Under the current Ontario Heritage Act, trees that happen to be on a heritage property don’t necessarily get a historical designation. According to the ministry’s Web site, there are six trees listed in the Ontario Heritage Properties Database.

Among the 7,000 heritage sites in Toronto, only a few trees located on them are listed under the act (see related article above).

“We don’t have very many situations where trees are designated,” says city preservation officer Brian Gallaugher. “But in the few cases we have, it’s always in association with a building.”

In 2002, the Friends of the Don East performed a “trees count” in Cabbagetown, Riverdale, Leaside and East York. The study identified 83 potential heritage trees and found regionally rare trees – two very large white oaks and two honey locusts.

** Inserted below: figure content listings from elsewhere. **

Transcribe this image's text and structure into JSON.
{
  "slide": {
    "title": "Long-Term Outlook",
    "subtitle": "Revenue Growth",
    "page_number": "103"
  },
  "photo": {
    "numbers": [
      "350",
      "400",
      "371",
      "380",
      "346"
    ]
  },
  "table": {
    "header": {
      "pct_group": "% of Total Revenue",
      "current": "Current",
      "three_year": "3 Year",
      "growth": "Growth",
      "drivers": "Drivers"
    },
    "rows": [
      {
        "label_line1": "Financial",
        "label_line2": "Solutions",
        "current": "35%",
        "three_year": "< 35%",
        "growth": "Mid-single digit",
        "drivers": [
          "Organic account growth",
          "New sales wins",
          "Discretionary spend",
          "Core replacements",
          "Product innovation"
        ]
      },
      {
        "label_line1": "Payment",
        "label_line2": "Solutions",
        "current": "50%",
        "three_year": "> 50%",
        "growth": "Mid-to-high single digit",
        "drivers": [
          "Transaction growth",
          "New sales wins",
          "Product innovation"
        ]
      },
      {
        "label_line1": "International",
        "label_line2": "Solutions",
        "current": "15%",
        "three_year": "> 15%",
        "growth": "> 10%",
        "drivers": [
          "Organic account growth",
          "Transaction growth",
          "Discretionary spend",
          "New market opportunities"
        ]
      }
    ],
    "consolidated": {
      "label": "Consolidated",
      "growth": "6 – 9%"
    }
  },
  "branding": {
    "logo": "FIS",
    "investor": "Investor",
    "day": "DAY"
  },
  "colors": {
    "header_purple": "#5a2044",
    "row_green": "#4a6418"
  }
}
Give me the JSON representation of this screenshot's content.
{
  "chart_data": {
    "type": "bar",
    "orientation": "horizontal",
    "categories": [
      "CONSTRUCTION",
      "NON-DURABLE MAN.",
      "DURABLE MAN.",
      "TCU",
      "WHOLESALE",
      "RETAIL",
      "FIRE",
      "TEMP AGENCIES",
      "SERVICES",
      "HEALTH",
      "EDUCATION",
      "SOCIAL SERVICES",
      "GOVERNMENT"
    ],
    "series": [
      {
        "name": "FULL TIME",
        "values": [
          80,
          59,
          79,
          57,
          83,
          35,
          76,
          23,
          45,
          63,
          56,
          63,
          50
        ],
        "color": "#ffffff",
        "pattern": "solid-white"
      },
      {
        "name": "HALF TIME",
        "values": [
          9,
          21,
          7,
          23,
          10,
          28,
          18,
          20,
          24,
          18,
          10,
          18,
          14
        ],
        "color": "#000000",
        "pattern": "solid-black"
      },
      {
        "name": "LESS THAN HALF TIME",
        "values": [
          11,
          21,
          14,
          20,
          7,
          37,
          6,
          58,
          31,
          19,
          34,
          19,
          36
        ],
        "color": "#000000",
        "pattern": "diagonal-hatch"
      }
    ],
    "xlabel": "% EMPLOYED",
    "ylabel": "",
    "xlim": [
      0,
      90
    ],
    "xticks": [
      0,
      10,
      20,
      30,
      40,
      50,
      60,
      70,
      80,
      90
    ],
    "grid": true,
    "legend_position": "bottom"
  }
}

Trees can be rare in a community either because they seldom occur in native forests or they’re not commonly used as landscape trees. The study notes that the maturity of many trees, while contributing to neighbourhood aesthetics, real estate values and relief during heat waves, means that many parts of Toronto will soon face potentially significant tree loss.

Councillor Joe Pantalone, the city’s tree advocate, says people ought to think of heritage trees as heritage properties. “When you go into Queen’s Park and say to somebody that we have to protect the forest, they won’t get it. It’s nice to have a forest in Algonquin Park, but it doesn’t do us much good in the city. But if people start screaming for it, officials will listen.”

In the meantime, the OUFC is proceeding with its criteria discussion. “These are the oldest living organisms,” says Barbara Heidenreich of the Ontario Heritage Foundation, which is working with the OUFC. “Too many of them have been cut down, and we must do something as a province.”